Ainsi, j'ai vu les devants et les coulisses de la scène de l'Internet mondial, tant solidaire que spéculatif. En filigrane de ces rencontres, il m'est apparu que la plupart de mes interlocuteurs, bien que très engagés pour un monde meilleur, n'arrivaient pas à décrire globalement et précisément la culture numérique. Avec mes collègues d'Ynternet.org, nous étions toujours concentrés sur cette idée que si Internet est bien utilisé, c'est un vecteur principal d'un monde plus juste. C'est pourquoi nous cherchions toujours ce fameux manuel.
Nouvelle piste : chercher des perles rares, compétentes dans plusieurs domaines complémentaires. Informaticiens pédagogues, fonctionnaires visionnaires humanistes, entrepreneurs sociaux branchés de la première heure, avec toujours ces deux phares pour nous guider, qui sont la neutralité des réseaux et la culture libre. Plusieurs d'entre eux m'ont aiguillé sur les ténors de la culture libre. Je les ai cherchés. J'ai ainsi eu la chance de les rencontrer, eux les ténors de ce que l'on surnomme la communauté du libre : Richard Stallman, Antoine Moreau, Lawrence Lessig, Bernard Lang, plus tard Jérémie Nestel, et surtout celui qui est devenu un certain frère d'esprit, Raphaël Rousseau.

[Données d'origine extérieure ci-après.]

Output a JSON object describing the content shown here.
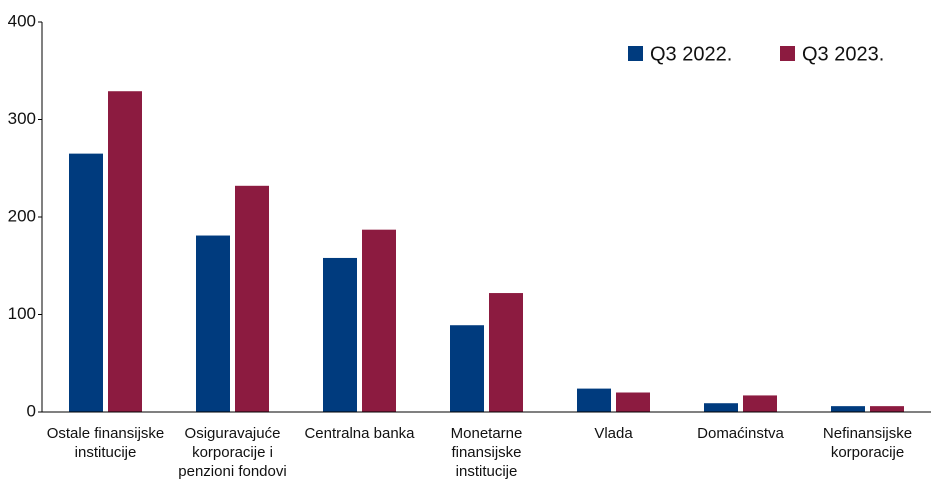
{
  "chart_data": {
    "type": "bar",
    "categories": [
      "Ostale finansijske institucije",
      "Osiguravajuće korporacije i penzioni fondovi",
      "Centralna banka",
      "Monetarne finansijske institucije",
      "Vlada",
      "Domaćinstva",
      "Nefinansijske korporacije"
    ],
    "series": [
      {
        "name": "Q3 2022.",
        "color": "#003b7e",
        "values": [
          265,
          181,
          158,
          89,
          24,
          9,
          6
        ]
      },
      {
        "name": "Q3 2023.",
        "color": "#8c1b40",
        "values": [
          329,
          232,
          187,
          122,
          20,
          17,
          6
        ]
      }
    ],
    "ylim": [
      0,
      400
    ],
    "yticks": [
      0,
      100,
      200,
      300,
      400
    ],
    "grid": false,
    "legend": "top-right"
  }
}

Grâce à eux, l'image complète du puzzle de la culture numérique a commencé à se dessiner bien clairement.
Réduisant mes activités pour prendre des mois sabbatiques, regardant la mer au-dessus de l'écran sur la terrasse, cumulant les nuits blanches de navigation sur le Web, j'ai organisé cet ouvrage en réunissant les pièces du puzzle. J'ai dévié de mes projets locaux pour rédiger un manuel global, dans l'espoir qu'il soit une base durable pour l'inclusion numérique. Pour qu'il puisse être distribué, adapté, pratiqué et décliné librement au travail, à l'école et à la maison. Pour qu'il soit toujours d'actualité dans 10 ou 20 ans, car il traite d'enjeux de société au-delà des phénomènes de mode.
Au final, la première version publique, sortie en 2011, a demandé deux ans de ma vie, par petites touches, depuis 1996.
A vous qui vous baladez si souvent dans le cyberespace, quelle que soit votre profession, votre âge, votre histoire, cette expérience appelée citoyenneté numérique vous est dédiée.
Encart
Un point c'est tout.
Bien avant d'explorer le cosmos numérique, j’ai eu un prof de maths qui m’a beaucoup marqué. Il s'appelait Monsieur Comment, et cet encart lui rend hommage. Dans une école publique de Lausanne de style très classique, il partageait pleins de savoirs hétéroclites. Par exemple, il nous expliquait la numérologie, l'astrologie tibétaine et l'origine des chiffres. On avait 10 ans. Avec ça, les mathématiques devenaient passionnantes et on bossait nos cours. Il avait réussi à nous transmettre une telle dignité humaine que lorsqu’il sortait de la classe pendant des examens pour fumer sa pipe, personne ne trichait sur son voisin. Je crois que cela avait à voir avec la qualité de ce qu’il nous apprenait. Le savoir qu’il partageait forçait le respect. Par exemple, il nous a appris la définition mathématique du point. A l’école, avez-vous appris quelle est la définition du point ? Un point : c’est tout! Eh oui, c’est _tout_ un point (pour ne pas dire n’importe quoi, justement). Rétrospectivement, avec un savoir basique comme "un point, c’est tout", j’ai l’impression d’en avoir appris beaucoup. Cela a fortifié ma vision du monde. Je sais sur quel point danser.
Intro Raph
Depuis le milieu des années 90, lors de leur apparition, j'ai vu les fournisseurs d'accès à Internet vendre la connexion au réseau des réseaux en faisant miroiter deux choses à leurs potentiels clients :
- Utiliser Internet, c'est juste une question de matériel et de service. Il suffit d'une connexion internet et d'un ordinateur et vous voilà parés (lors de la souscription, vous recevez généralement un CD-ROM avec un kit de connexion et quelques logiciels dont un de navigation, pas grand-chose de plus),
- Internet, c'est un univers fabuleux, quasi irréel (dans leurs publicités, les fournisseurs d'accès internet, montraient des gens qui étaient dans des mondes virtuels, leurs salons se peuplaient de créatures en images de synthèse)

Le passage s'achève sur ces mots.